The real issues are that of security…economic, political and strategic. Security from hunger, security from political exploitation, security from police victimisation. Today the main political parties being feted and back rubbed by the elite in Delhi have not even tried to ensure this, and over the past ten years in particular India has been virtually divided into two worlds, each disconnected from the other. There is one of the poor where food, education, health are wants that are not even addressed. There is another of the rich where black money is pouring out of the refrigerators. There is a world where religion and caste is used to terrorise and oppress, where the poor trying even to speak their rights are subjected to the worst kind of state terror and live in complete fear and darkness. And then there is another where the chattering classes pat each others backs, shop at the swanky malls and take holidays in Switzerland and Washington. In Delhi, for instance huge acres of land have been sold for hotels and shopping malls but not even a bigha has been provided for a government hospital, or a government school.

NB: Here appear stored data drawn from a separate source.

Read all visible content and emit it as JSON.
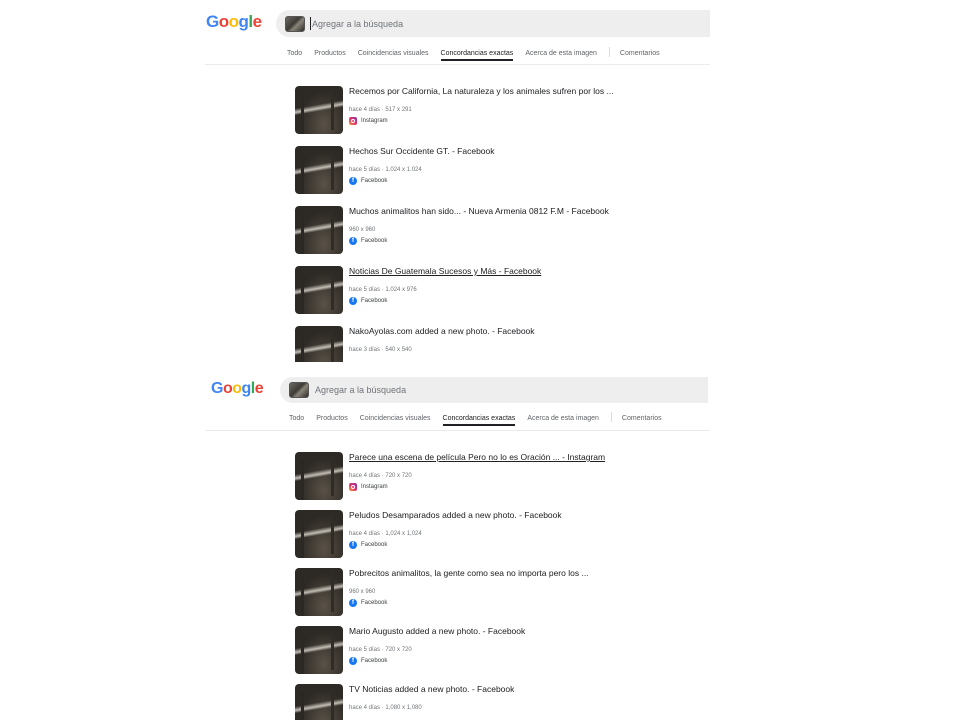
{
  "search": {
    "placeholder": "Agregar a la búsqueda"
  },
  "logo": {
    "letters": [
      "G",
      "o",
      "o",
      "g",
      "l",
      "e"
    ]
  },
  "tabs": [
    "Todo",
    "Productos",
    "Coincidencias visuales",
    "Concordancias exactas",
    "Acerca de esta imagen",
    "Comentarios"
  ],
  "active_tab": "Concordancias exactas",
  "icons": {
    "instagram": "instagram-icon",
    "facebook": "facebook-icon"
  },
  "colors": {
    "google_blue": "#4285f4",
    "google_red": "#ea4335",
    "google_yellow": "#fbbc05",
    "google_green": "#34a853",
    "facebook": "#1877f2"
  },
  "panel_top": {
    "results": [
      {
        "title": "Recemos por California, La naturaleza y los animales sufren por los ...",
        "meta": "hace 4 días · 517 x 291",
        "source": "Instagram",
        "icon": "instagram"
      },
      {
        "title": "Hechos Sur Occidente GT. - Facebook",
        "meta": "hace 5 días · 1.024 x 1.024",
        "source": "Facebook",
        "icon": "facebook"
      },
      {
        "title": "Muchos animalitos han sido... - Nueva Armenia 0812 F.M - Facebook",
        "meta": "960 x 960",
        "source": "Facebook",
        "icon": "facebook"
      },
      {
        "title": "Noticias De Guatemala Sucesos y Más - Facebook",
        "meta": "hace 5 días · 1.024 x 976",
        "source": "Facebook",
        "icon": "facebook"
      },
      {
        "title": "NakoAyolas.com added a new photo. - Facebook",
        "meta": "hace 3 días · 540 x 540",
        "source": "",
        "icon": ""
      }
    ]
  },
  "panel_bottom": {
    "results": [
      {
        "title": "Parece una escena de película Pero no lo es Oración ... - Instagram",
        "meta": "hace 4 días · 720 x 720",
        "source": "Instagram",
        "icon": "instagram"
      },
      {
        "title": "Peludos Desamparados added a new photo. - Facebook",
        "meta": "hace 4 días · 1,024 x 1,024",
        "source": "Facebook",
        "icon": "facebook"
      },
      {
        "title": "Pobrecitos animalitos, la gente como sea no importa pero los ...",
        "meta": "960 x 960",
        "source": "Facebook",
        "icon": "facebook"
      },
      {
        "title": "Mario Augusto added a new photo. - Facebook",
        "meta": "hace 5 días · 720 x 720",
        "source": "Facebook",
        "icon": "facebook"
      },
      {
        "title": "TV Noticias added a new photo. - Facebook",
        "meta": "hace 4 días · 1,080 x 1,080",
        "source": "",
        "icon": ""
      }
    ]
  }
}
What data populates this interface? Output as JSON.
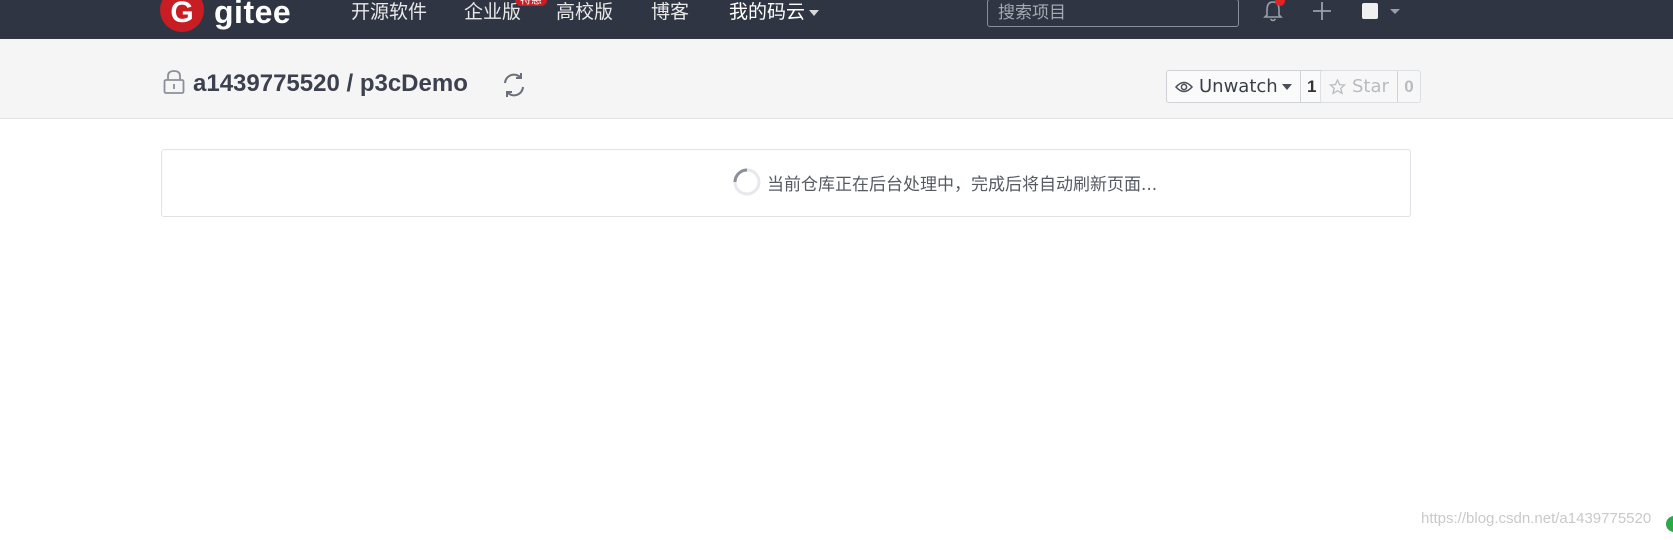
{
  "nav": {
    "logo_letter": "G",
    "logo_text": "gitee",
    "items": [
      {
        "label": "开源软件"
      },
      {
        "label": "企业版"
      },
      {
        "label": "高校版"
      },
      {
        "label": "博客"
      },
      {
        "label": "我的码云"
      }
    ],
    "enterprise_badge": "特惠",
    "search_placeholder": "搜索项目",
    "icons": [
      "bell-icon",
      "plus-icon",
      "avatar",
      "chevron-down-icon"
    ]
  },
  "project": {
    "owner": "a1439775520",
    "separator": "/",
    "name": "p3cDemo",
    "title": "a1439775520 / p3cDemo",
    "visibility_icon": "lock-icon",
    "sync_icon": "sync-icon"
  },
  "actions": {
    "watch": {
      "label": "Unwatch",
      "count": "1"
    },
    "star": {
      "label": "Star",
      "count": "0"
    }
  },
  "status": {
    "message": "当前仓库正在后台处理中，完成后将自动刷新页面..."
  },
  "watermark": "https://blog.csdn.net/a1439775520",
  "colors": {
    "nav_bg": "#2f3542",
    "brand_red": "#c71d23",
    "header_bg": "#f5f5f5"
  }
}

The New Year will be happy if the people---neglected and oppressed---exercise their franchise with care and are able to bring in a government that is responsive and sensitive to their aspirations, that provides them with dignity and respect, that makes them secure in their freedom and in their right to life. That believes in unity and not divisiveness, and that takes the focus away from war and conflict and caste and religion to unity and peace.